NanoTemper Technologies GmbH, Munich, Germany.
Institute of Neuroimmunology, Slovak Academy of Sciences, Bratislava, Slovakia.
Assay Drug Dev Technol. 2022 Feb-Mar;20(2):83-94. doi: 10.1089/adt.2021.133. Epub 2022 Feb 15.
There are many fluorescence-based applications that can be used to characterize molecular interactions. However, available methods often depend on site-specific labeling techniques or binding-induced changes in conformation or size of the probed target molecule. To overcome these limitations, we applied a ratiometric dual-emission approach that quantifies ligand-induced spectral shifts with sub-nanometer sensitivity. The use of environment-sensitive near-infrared dyes with the method we describe enables affinity measurements and thermodynamic characterization without the explicit need for site-specific labeling or ligand-induced conformational changes. We demonstrate that in-solution spectral shift measurements enable precise characterization of molecular interactions for a variety of biomolecules, including proteins, antibodies, and nucleic acids. Thereby, the described method is not limited to a subset of molecules since even the most challenging samples of research and drug discovery projects like membrane proteins and intrinsically disordered proteins can be analyzed.

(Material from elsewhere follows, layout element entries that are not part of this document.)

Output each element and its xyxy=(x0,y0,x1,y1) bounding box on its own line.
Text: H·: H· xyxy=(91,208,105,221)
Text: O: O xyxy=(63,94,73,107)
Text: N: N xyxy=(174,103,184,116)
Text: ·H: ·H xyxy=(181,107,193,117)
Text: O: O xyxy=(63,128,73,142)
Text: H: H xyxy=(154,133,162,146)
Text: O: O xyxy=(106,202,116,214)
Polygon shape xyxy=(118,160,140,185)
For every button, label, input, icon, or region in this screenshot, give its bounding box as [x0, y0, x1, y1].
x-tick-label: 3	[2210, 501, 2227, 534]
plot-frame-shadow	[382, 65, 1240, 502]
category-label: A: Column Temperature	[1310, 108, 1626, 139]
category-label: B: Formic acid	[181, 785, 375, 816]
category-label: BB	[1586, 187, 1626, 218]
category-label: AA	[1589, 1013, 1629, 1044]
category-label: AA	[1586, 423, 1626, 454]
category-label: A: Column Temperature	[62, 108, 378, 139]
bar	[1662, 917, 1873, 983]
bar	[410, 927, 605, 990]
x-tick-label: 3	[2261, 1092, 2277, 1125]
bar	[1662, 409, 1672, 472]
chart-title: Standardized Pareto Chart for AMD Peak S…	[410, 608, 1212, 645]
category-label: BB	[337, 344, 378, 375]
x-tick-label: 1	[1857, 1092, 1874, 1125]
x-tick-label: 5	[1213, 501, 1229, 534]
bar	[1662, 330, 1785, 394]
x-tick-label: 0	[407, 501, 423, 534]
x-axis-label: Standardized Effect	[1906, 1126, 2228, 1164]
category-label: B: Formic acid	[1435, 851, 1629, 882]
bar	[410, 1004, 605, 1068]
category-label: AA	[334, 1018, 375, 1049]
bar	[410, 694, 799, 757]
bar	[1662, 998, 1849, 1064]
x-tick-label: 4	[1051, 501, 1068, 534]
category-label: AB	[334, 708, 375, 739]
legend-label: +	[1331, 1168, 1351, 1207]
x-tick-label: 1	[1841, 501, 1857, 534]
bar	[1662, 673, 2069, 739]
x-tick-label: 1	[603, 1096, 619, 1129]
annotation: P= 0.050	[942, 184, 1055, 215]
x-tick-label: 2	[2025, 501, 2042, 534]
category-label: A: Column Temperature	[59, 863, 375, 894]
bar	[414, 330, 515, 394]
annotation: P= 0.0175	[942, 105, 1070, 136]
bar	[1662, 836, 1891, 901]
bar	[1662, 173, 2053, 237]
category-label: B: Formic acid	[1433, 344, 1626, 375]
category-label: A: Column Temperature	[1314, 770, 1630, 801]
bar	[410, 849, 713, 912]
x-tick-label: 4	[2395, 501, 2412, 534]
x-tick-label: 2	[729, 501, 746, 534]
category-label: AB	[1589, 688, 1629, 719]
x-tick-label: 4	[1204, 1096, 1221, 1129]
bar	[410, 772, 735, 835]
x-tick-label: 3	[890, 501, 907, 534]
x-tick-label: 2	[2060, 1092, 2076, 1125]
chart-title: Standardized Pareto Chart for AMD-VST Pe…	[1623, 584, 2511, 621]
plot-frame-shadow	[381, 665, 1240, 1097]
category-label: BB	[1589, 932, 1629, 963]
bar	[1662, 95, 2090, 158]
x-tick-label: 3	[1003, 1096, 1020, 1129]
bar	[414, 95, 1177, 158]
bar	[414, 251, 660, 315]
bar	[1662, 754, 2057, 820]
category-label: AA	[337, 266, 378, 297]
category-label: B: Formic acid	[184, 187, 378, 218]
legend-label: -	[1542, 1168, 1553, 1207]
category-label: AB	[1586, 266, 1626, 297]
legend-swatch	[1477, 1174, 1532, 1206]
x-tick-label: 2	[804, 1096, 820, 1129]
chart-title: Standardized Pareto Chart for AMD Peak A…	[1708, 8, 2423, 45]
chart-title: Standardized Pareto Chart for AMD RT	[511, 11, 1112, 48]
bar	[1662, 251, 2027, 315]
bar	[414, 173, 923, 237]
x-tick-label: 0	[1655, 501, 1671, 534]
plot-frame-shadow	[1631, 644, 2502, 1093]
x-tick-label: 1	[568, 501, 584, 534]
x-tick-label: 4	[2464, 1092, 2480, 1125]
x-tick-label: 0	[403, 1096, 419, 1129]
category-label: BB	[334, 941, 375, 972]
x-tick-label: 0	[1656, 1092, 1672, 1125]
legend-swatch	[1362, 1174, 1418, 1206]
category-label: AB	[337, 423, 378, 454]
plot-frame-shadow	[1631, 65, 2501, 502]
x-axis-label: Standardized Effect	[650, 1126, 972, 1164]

有许多基于荧光的应用可以用于表征分子相互作用。然而,现有的方法通常依赖于特定于位点的标记技术或结合诱导的被探测靶分子的构象或大小变化。为了克服这些限制,我们应用了一种比率双发射方法,该方法以亚纳米灵敏度定量配体诱导的光谱位移。该方法使用环境敏感的近红外染料,使得无需进行特定于位点的标记或配体诱导的构象变化,即可进行亲和力测量和热力学表征。我们证明,溶液中光谱位移测量能够精确地表征各种生物分子(包括蛋白质、抗体和核酸)的分子相互作用。因此,所描述的方法不受分子子集的限制,因为即使是膜蛋白和固有无序蛋白等研究和药物发现项目中最具挑战性的样本也可以进行分析。